Published: Sat, 19 Apr 2014 19:37:53 GMT
A judge has ruled that field sobriety tests conducted on a former Lutheran bishop accused of driving drunk and killing a woman with his car are inadmissible. Dane County Judge Nicholas McNamara ruled Friday field sobriety tests given to Bruce Burnside should be thrown out because of a lack of reasonable suspicion. He said the results of blood tests are admissible under implied consent. The 60-year-old is facing multiple felonies in the April 2013 crash that killed Maureen Mengeldt, 52, of Sun Prairie on the northbound off-ramp of Highway 151 near Windsor Street in Sun Prairie. Police said they located Burnside with his heavily damaged vehicle at a Kelley's Mobil gas station a block away from the scene of the crash. Burnside is charged with homicide by the intoxicated use of a vehicle, homicide by use of a vehicle with a prohibited alcohol concentration, hit-and-run, hit-and-run involving death and homicide by negligent operation of a vehicle. Mengeldt's husband, Kevin Mengeldt, told News 3 the proceedings are difficult. "I have to come up with a way to explain this to my three children," he said. "I understand there are legal challenges, but there are also moral correctness and being standup and he's chosen not to do so. I hope someday he does show some remorse for his actions." A criminal complaint said Burnside's preliminary breath test results were .128 percent. A trial is scheduled to begin May 12.

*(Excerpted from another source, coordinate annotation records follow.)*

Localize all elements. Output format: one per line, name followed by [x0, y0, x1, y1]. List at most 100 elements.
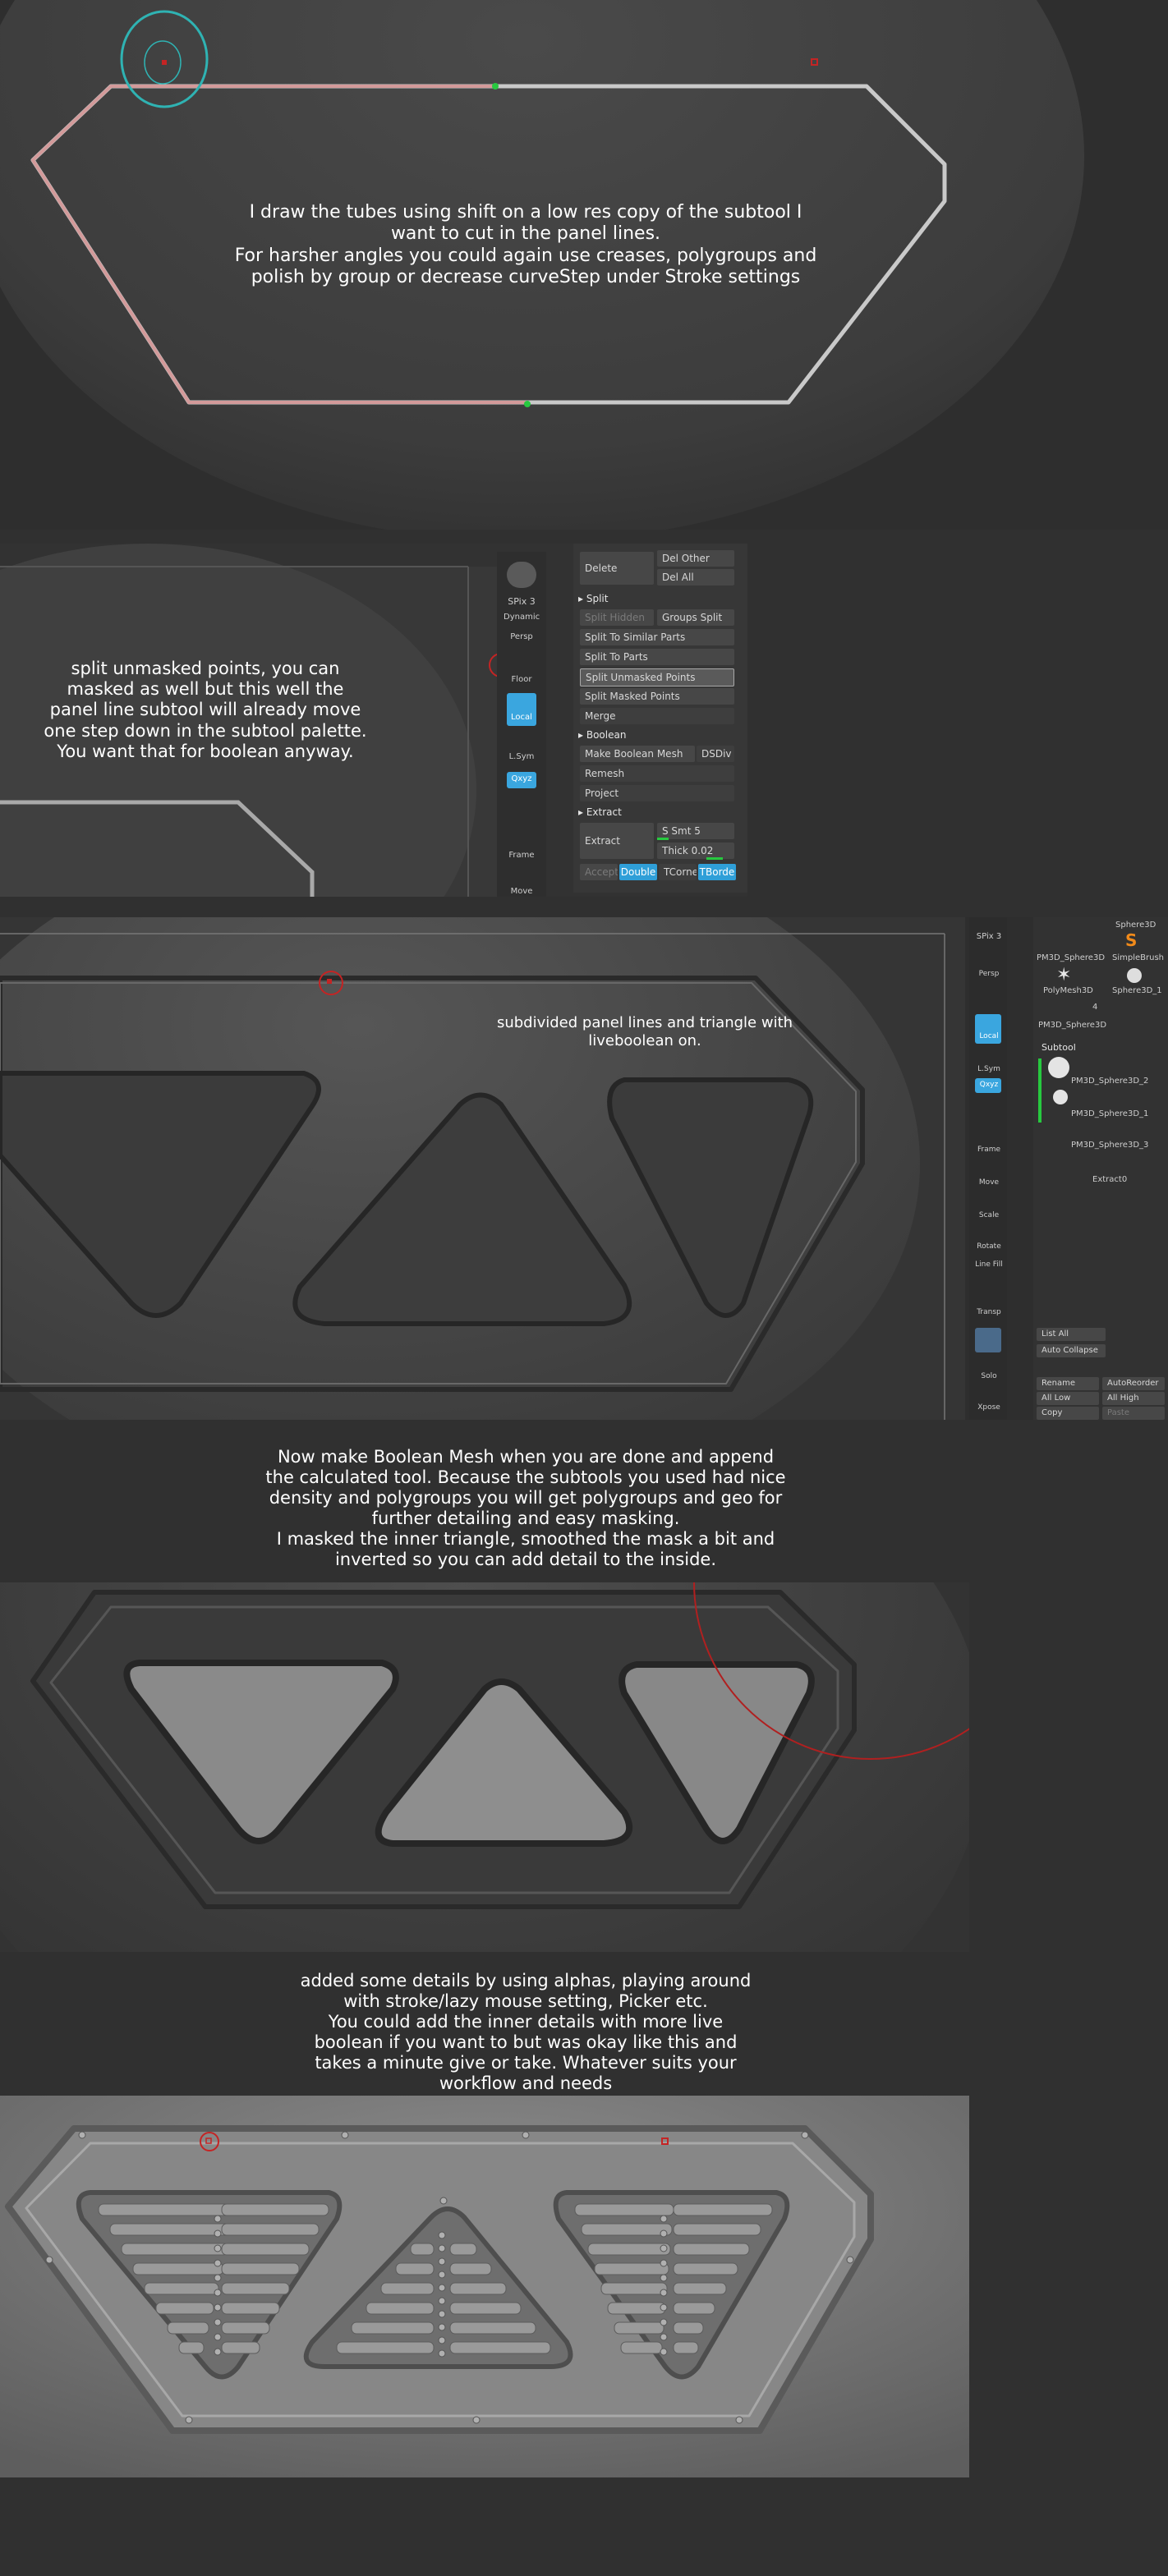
- move-button[interactable]: Move: [504, 887, 540, 896]
- project-button[interactable]: Project: [580, 785, 734, 801]
- autoreorder-button[interactable]: AutoReorder: [1102, 1377, 1165, 1390]
- louver-fin: [167, 2321, 209, 2335]
- tborde-toggle[interactable]: TBorde: [698, 864, 736, 880]
- rotate-button[interactable]: Rotate: [971, 1242, 1007, 1251]
- groups-split-button[interactable]: Groups Split: [657, 609, 734, 626]
- viewport-split[interactable]: split unmasked points, you can masked as…: [0, 544, 747, 897]
- rivet: [214, 2333, 222, 2341]
- louver-fin: [410, 2243, 435, 2256]
- frame-button[interactable]: Frame: [504, 851, 540, 860]
- persp-button[interactable]: Persp: [971, 970, 1007, 978]
- split-unmasked-button[interactable]: Split Unmasked Points: [580, 668, 734, 686]
- boolean-header[interactable]: ▸ Boolean: [578, 729, 626, 741]
- scale-button[interactable]: Scale: [971, 1211, 1007, 1219]
- spix-label[interactable]: SPix 3: [971, 932, 1007, 941]
- tool-thumb-sphere3d[interactable]: Sphere3D: [1115, 921, 1156, 930]
- solo-sphere-button[interactable]: [507, 562, 536, 588]
- dsdiv-button[interactable]: DSDiv: [697, 746, 734, 762]
- rivet: [438, 2349, 446, 2358]
- rivet: [214, 2215, 222, 2223]
- louver-fin: [594, 2262, 669, 2275]
- all-low-button[interactable]: All Low: [1037, 1392, 1099, 1405]
- viewport-detailed[interactable]: [0, 2096, 969, 2477]
- rivet: [735, 2416, 743, 2424]
- spix-label[interactable]: SPix 3: [504, 596, 540, 607]
- merge-button[interactable]: Merge: [580, 708, 734, 724]
- rivet: [660, 2333, 668, 2341]
- tool-thumb-sphere3d-1[interactable]: Sphere3D_1: [1112, 986, 1162, 995]
- move-button[interactable]: Move: [971, 1178, 1007, 1187]
- s-smt-slider[interactable]: S Smt 5: [657, 823, 734, 839]
- tcorne-toggle[interactable]: TCorne: [659, 864, 697, 880]
- viewport-curve-tube[interactable]: I draw the tubes using shift on a low re…: [0, 0, 1168, 530]
- split-header-label: Split: [586, 593, 609, 604]
- tool-thumb-pm3d[interactable]: PM3D_Sphere3D: [1037, 953, 1105, 962]
- accept-button[interactable]: Accept: [580, 864, 618, 880]
- rivet: [438, 2310, 446, 2318]
- sphere-thumb-icon[interactable]: [1127, 968, 1142, 983]
- split-to-parts-button[interactable]: Split To Parts: [580, 649, 734, 665]
- linefill-button[interactable]: Line Fill: [971, 1260, 1007, 1269]
- copy-button[interactable]: Copy: [1037, 1407, 1099, 1420]
- frame-button[interactable]: Frame: [971, 1146, 1007, 1154]
- extract-header-label: Extract: [586, 806, 622, 818]
- xyz-label: Qxyz: [511, 774, 532, 783]
- del-all-button[interactable]: Del All: [657, 569, 734, 585]
- viewport-liveboolean[interactable]: subdivided panel lines and triangle with…: [0, 917, 1168, 1420]
- caption-line: added some details by using alphas, play…: [300, 1971, 752, 1991]
- split-header[interactable]: ▸ Split: [578, 593, 608, 604]
- viewport-boolean-mesh-svg: [0, 1582, 969, 1952]
- tool-thumb-simplebrush[interactable]: SimpleBrush: [1112, 953, 1164, 962]
- thick-slider[interactable]: Thick 0.02: [657, 843, 734, 859]
- split-masked-button[interactable]: Split Masked Points: [580, 688, 734, 705]
- viewport-boolean-mesh[interactable]: [0, 1582, 969, 1952]
- louver-fin: [673, 2282, 727, 2295]
- caption-line: You could add the inner details with mor…: [328, 2012, 724, 2032]
- all-high-button[interactable]: All High: [1102, 1392, 1165, 1405]
- subtool-item[interactable]: Extract0: [1092, 1175, 1127, 1184]
- rename-button[interactable]: Rename: [1037, 1377, 1099, 1390]
- remesh-button[interactable]: Remesh: [580, 765, 734, 782]
- louver-fin: [673, 2321, 704, 2335]
- louver-fin: [673, 2243, 750, 2256]
- rivet: [45, 2256, 53, 2264]
- louver-fin: [221, 2321, 270, 2335]
- subtool-item[interactable]: PM3D_Sphere3D_1: [1071, 1109, 1148, 1118]
- louver-fin: [449, 2302, 522, 2315]
- tool-thumb-pm3d-2[interactable]: PM3D_Sphere3D: [1038, 1021, 1106, 1030]
- floor-button[interactable]: Floor: [504, 675, 540, 684]
- xpose-button[interactable]: Xpose: [971, 1403, 1007, 1412]
- paste-button[interactable]: Paste: [1102, 1407, 1165, 1420]
- tool-count: 4: [1092, 1003, 1098, 1012]
- rivet: [660, 2318, 668, 2326]
- tool-thumb-polymesh[interactable]: PolyMesh3D: [1043, 986, 1093, 995]
- split-hidden-button[interactable]: Split Hidden: [580, 609, 654, 626]
- delete-button[interactable]: Delete: [580, 552, 654, 585]
- extract-header[interactable]: ▸ Extract: [578, 806, 622, 818]
- lsym-button[interactable]: L.Sym: [504, 752, 540, 761]
- dynamic-button[interactable]: Dynamic: [504, 613, 540, 622]
- transp-button[interactable]: Transp: [971, 1308, 1007, 1316]
- lsym-button[interactable]: L.Sym: [971, 1065, 1007, 1073]
- subtool-item[interactable]: PM3D_Sphere3D_3: [1071, 1141, 1148, 1150]
- list-all-button[interactable]: List All: [1037, 1328, 1106, 1341]
- solo-button[interactable]: Solo: [971, 1372, 1007, 1380]
- subtool-header[interactable]: Subtool: [1042, 1042, 1076, 1053]
- louver-fin: [155, 2302, 214, 2315]
- polymesh-star-icon[interactable]: ✶: [1056, 965, 1071, 985]
- make-boolean-mesh-button[interactable]: Make Boolean Mesh: [580, 746, 695, 762]
- subtool-item[interactable]: PM3D_Sphere3D_2: [1071, 1077, 1148, 1086]
- louver-fin: [380, 2282, 435, 2295]
- split-similar-button[interactable]: Split To Similar Parts: [580, 629, 734, 645]
- extract-button[interactable]: Extract: [580, 823, 654, 859]
- rivet: [438, 2271, 446, 2279]
- polyf-button[interactable]: [975, 1328, 1001, 1352]
- louver-fin: [607, 2302, 666, 2315]
- louver-fin: [221, 2302, 280, 2315]
- del-other-button[interactable]: Del Other: [657, 550, 734, 567]
- simplebrush-icon[interactable]: S: [1125, 930, 1137, 950]
- double-toggle[interactable]: Double: [619, 864, 657, 880]
- auto-collapse-button[interactable]: Auto Collapse: [1037, 1344, 1106, 1357]
- louver-fin: [366, 2302, 435, 2315]
- persp-button[interactable]: Persp: [504, 632, 540, 641]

Published: Fri, 18 Apr 2014 20:53:57 GMT
The Wisconsin Supreme Court is set to decide whether police can legally draw suspected drunken drivers' blood without a warrant or driver consent. The court said it would hear three drunken driving cases, two of which involved a homicide. That announcement came nearly a year after the U.S. Supreme Court ruled on a Missouri case that could call into question Wisconsin's law. Wisconsin since 1993 has granted police authority to draw drunken driving suspects' blood without a warrant or consent. About 5,000 people refused to comply with police tests in 2011 and 2012. The eventual rulings in the three cases are expected to clarify how law enforcement can gather evidence in some Wisconsin drunken driving cases.